Adverse reactions only occurred in 2% of ivermectin treatment cycles and only one case was severe in a patient co-infected with Loa loa. Treatment response was satisfactory and similar to that reported in other studies.29,30 The number of cycles required was difficult to assess, given the impossibility of making a correct clinical follow-up in line with a profile of being an immigrant patient and this being an imported disease.
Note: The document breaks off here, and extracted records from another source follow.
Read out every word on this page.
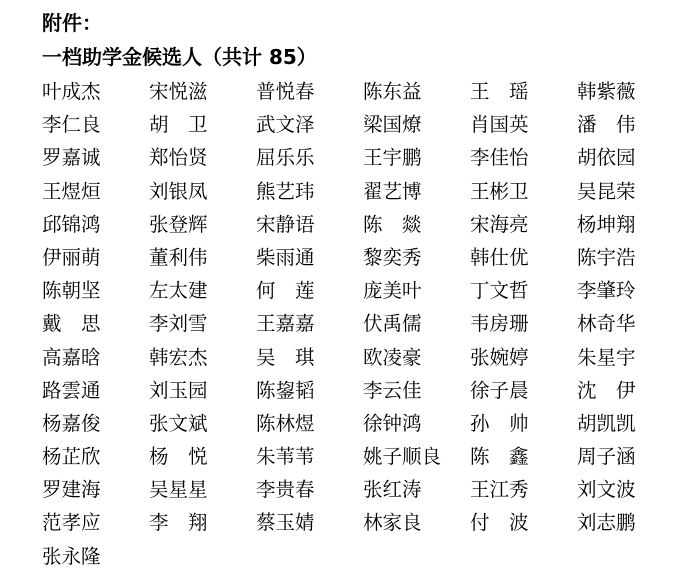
附件：
一档助学金候选人（共计 85）
叶成杰	宋悦滋	普悦春	陈东益	王　瑶	韩紫薇
李仁良	胡　卫	武文泽	梁国燎	肖国英	潘　伟
罗嘉诚	郑怡贤	屈乐乐	王宇鹏	李佳怡	胡依园
王煜烜	刘银凤	熊艺玮	翟艺博	王彬卫	吴昆荣
邱锦鸿	张登辉	宋静语	陈　燚	宋海亮	杨坤翔
伊丽萌	董利伟	柴雨通	黎奕秀	韩仕优	陈宇浩
陈朝坚	左太建	何　莲	庞美叶	丁文哲	李肇玲
戴　思	李刘雪	王嘉嘉	伏禹儒	韦房珊	林奇华
高嘉晗	韩宏杰	吴　琪	欧凌豪	张婉婷	朱星宇
路雲通	刘玉园	陈鋆韬	李云佳	徐子晨	沈　伊
杨嘉俊	张文斌	陈林煜	徐钟鸿	孙　帅	胡凯凯
杨芷欣	杨　悦	朱苇苇	姚子顺良	陈　鑫	周子涵
罗建海	吴星星	李贵春	张红涛	王江秀	刘文波
范孝应	李　翔	蔡玉婧	林家良	付　波	刘志鹏
张永隆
The main limitations are firstly a retrospective study and secondly the biased origin of patients, particularly from Equatorial Guinea. However, this work represents the largest series of imported onchocerciasis described in the literature to date.
Although a decrease in onchocerciasis-related cases is predicted during the next few years,31 a clinical suspicion of onchocerciasis should be maintained regarding immigrants from endemic areas having skin lesions compatible with the disease or in asymptomatic patients having eosinophilia or unexplained high IgE levels. Cutaneous snippes in the scapular region were the first diagnostic choice and treatment with ivermectin was seen to be safe. A single course of treatment resulted in more than 50% of the patients responding satisfactorily.
Conflict of interestsThe authors declare that they have no conflicts of interest.
Thanks to Virginia Velasco-Tirado for her help in this work.